Je préfère le silence

Dans une salle de concert plongée dans une relative pénombre, je suis (mal) assise sur un siège en bois, face à une estrade remplie d’instruments et de musiciens parfaitement habités par une musique pour moi incompréhensible. Derrière eux, un mur noir sur lequel de grandes lettres imprimées au pochoir sur des feuilles jaunâtres indiquent la philosophie du lieu.

J’écoute une musique expérimentale – du jazz contemporain ? – qui me fait rire, qui n’a ni queue ni tête, à laquelle je n’adhère pas du tout et par conséquent l’ambiance est imprégnée d’une intense étrangeté. Impression de flotter, d’être à la fois au-dessus et en-dessous de qui se passe.

Il ne se passe pas grand-chose mais je retrouve la sensation euphorisante de regarder de tous mes yeux ce qui se passe quand il ne se passe rien.

Dans un coin de la salle un jeune couple, installé devant une petite table en bois, joue aux échecs, parfaitement imperméable à tout ce qui les entoure. Ils rigolent de bon cœur, se regardent amoureusement comme s’ils étaient chez eux, dans un salon sûrement douillet, avec un canapé gris et une petite table blanche, un tapis épais et des rideaux occultants.

Devant eux, dans un canapé placé bien devant la scène, un couple beaucoup plus âgé écoute très attentivement une musique qui devient de plus en plus incohérente. Ils se tiennent bien droit, tous les deux, l’homme bouge la tête de temps en temps dans un mouvement qu’il voudrait au rythme de la musique si rythme il y avait.

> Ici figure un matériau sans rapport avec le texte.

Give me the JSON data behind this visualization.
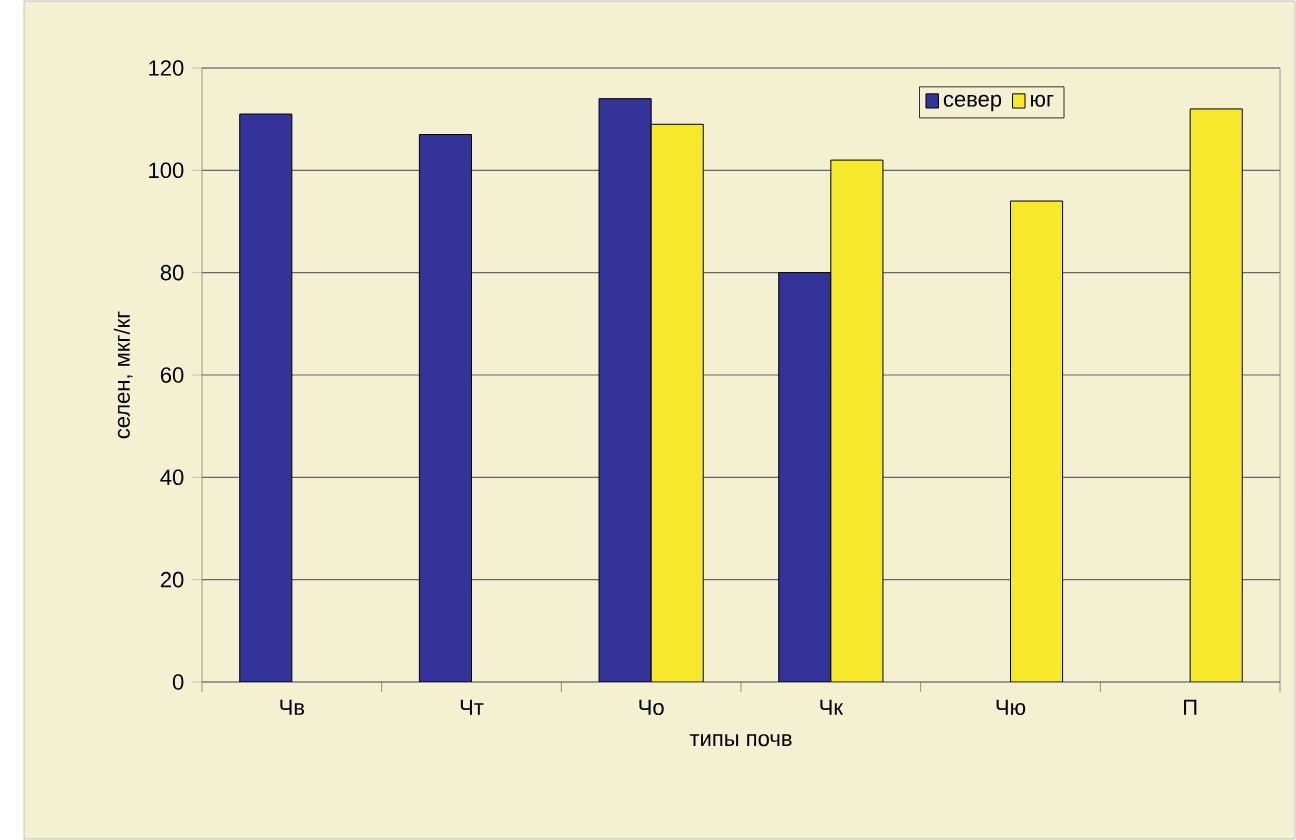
{
  "chart_data": {
    "type": "bar",
    "xlabel": "типы почв",
    "ylabel": "селен, мкг/кг",
    "categories": [
      "Чв",
      "Чт",
      "Чо",
      "Чк",
      "Чю",
      "П"
    ],
    "series": [
      {
        "name": "север",
        "color": "#333399",
        "values": [
          111,
          107,
          114,
          80,
          null,
          null
        ]
      },
      {
        "name": "юг",
        "color": "#f6e92b",
        "values": [
          null,
          null,
          109,
          102,
          94,
          112
        ]
      }
    ],
    "ylim": [
      0,
      120
    ],
    "yticks": [
      0,
      20,
      40,
      60,
      80,
      100,
      120
    ],
    "grid": "y",
    "legend": "top right"
  }
}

Un homme habillé en noir, bière à la main, épaule appuyée contre un mur, ressemble à Dracula. Les vampires aiment-ils le jazz contemporain ?

Un monsieur encore plus âgé, aux cheveux plus sel que poivre, peignés bien lisses le long du crâne, prend beaucoup de photos ou alors filme le concert avec un appareil photo de dernière génération, doté d’un objectif blanc assez hypnotique.

La jeune fille qui joue aux échecs s’est affaissée sur sa chaise. Je me demande si le jazz contemporain aide en quelque mesure la concentration et la méthode stratégique.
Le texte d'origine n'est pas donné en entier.